Des sœurs et des frères qui se disputent, se disputent comme beaucoup d’autres, alors qu’il y a de l’électricité dans la famille. Un voyage très attendu toute l’année se prépare, deux semaines de vacances d’été à passer dans le pays d’origine de la famille, entre proches. L’un de ces moments décisifs d’une année entière, surtout pour les plus petits, qui comptent les années avec le calendrier scolaire, mais aussi pour les parents, qui sont compris comme étant dans l’équilibre entre un avant et un après, au travail et dans leur condition de un couple. Un dualisme qui se transmet aussi par la particularité du lieu où ils vivent, le Pays basque suspendu entre l’Espagne et la France, qui maintiennent leur langue unique au-delà de la frontière, ainsi qu’une culture spécifique entre ruralité et montagne.
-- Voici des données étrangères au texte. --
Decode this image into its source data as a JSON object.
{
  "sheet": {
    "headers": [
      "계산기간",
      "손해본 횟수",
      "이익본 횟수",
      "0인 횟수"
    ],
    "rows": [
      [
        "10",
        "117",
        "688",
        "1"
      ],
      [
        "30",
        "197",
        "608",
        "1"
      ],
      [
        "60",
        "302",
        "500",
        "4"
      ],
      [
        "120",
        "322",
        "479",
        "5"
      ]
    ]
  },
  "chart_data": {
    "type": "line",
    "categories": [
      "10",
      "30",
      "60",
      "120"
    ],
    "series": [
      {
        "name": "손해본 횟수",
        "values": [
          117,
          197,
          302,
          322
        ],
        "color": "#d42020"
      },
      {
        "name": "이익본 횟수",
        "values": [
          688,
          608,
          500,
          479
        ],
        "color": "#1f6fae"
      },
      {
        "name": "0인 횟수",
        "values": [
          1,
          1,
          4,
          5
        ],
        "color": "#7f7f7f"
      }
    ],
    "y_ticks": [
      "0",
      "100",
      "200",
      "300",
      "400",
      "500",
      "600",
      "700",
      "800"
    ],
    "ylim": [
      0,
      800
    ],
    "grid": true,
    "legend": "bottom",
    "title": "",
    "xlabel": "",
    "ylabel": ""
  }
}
En parlant de spécificité et d’identité, à 8 ans, Aitor souffre d’être appelé comme ça. Une manière confuse, du moins telle qu’il la perçoit, alors qu’à cette époque, rencontrer de nouvelles copines et des proches qu’il connaît mais qui ne le voient que de temps en temps, explore les limites de son identité en devenir, tout en la projetant dans les regards et les voix murmurantes des autres. Une famille élargie qui se retrouve, entièrement féminine, dans laquelle Aitor est l’une des nombreuses à chercher des réponses à leurs rêves impitoyablement opposés au quotidien et à leurs désirs.

Une histoire de formation et en tant que telle projetée vers un avenir dans lequel l’insécurité et les incertitudes qu’il perçoit chez les adultes le font se concentrer de plus en plus sur sa recherche de réponses. Entre une mère habituée à son quotidien, aux cheveux de plus en plus longs et aux vêtements féminins, distraite par ses changements et un peu en cavale, alors que tantes et grands-mères réagissent très différemment à sa recherche d’un rôle dans la famille qui la représente, certainement pas celui d’Aitor, mais pas même le surnom, Cocò, qu’un ami lui attribue. Des inquiétudes qu’il tente de partager avec les adultes, parents et amis, alors qu’une autre génération est en ébullition en raison d’une dynamique complexe entre mère et fille.

20 000 espèces d’abejas c’est la première œuvre du basque Estibaliz Urresola Solagurenl’un des nombreux auteurs espagnols qui, ces dernières années, ont revitalisé l’histoire de l’identité et de la dynamique familiale au sein d’une société en constante évolution, mais aux prises avec des résistances et des contradictions enracinées, en particulier dans les zones rurales. Sofia Otero est l’enfant courageuse, têtue et très tendre à la recherche d’un nom, capable de porter le poids d’une histoire entièrement sur sa moue et ses éclairs de vitalité enfantine, dans un film qui évite la lourdeur d’une histoire pour les slogans, ou pire idéologique, grâce à une sensibilité plate et ensoleillée, dans laquelle ce sont plutôt les dialogues, les angoisses et les doutes des adultes qui sonnent faux.

Une histoire enfantine qui aurait facilement pu être épargnée (naïveté de début?) il regard allégorique forcé et abusé sur le monde des abeilles, une fois de plus dérangés à contrecœur dans leurs ruches (du moins on l’imagine) pour raconter une nature pleine de diversité, et le nectar qu’elles génèrent à force de travail. La société animale la plus étudiée (aussi) par les directeurs, matriarcaux et industrieux. Même parce que l’enfance aura aussi besoin de miel, un bouclier pour se protéger des piqûres, mais aussi de quelques petits traumatismes naturels de croissance, pour générer des séries de questions et quelques réponses, des anticorps utiles pour se préparer à la vie d’adulte.

acteur en cet été il apprendra à se débarrasser des peurs, ainsi qu’un nom, à continuer à chercher, laissant derrière lui la confusion douloureuse causée par les certitudes des autres, pour s’aventurer dans une autre confusion : personnelle, intime, électrisante.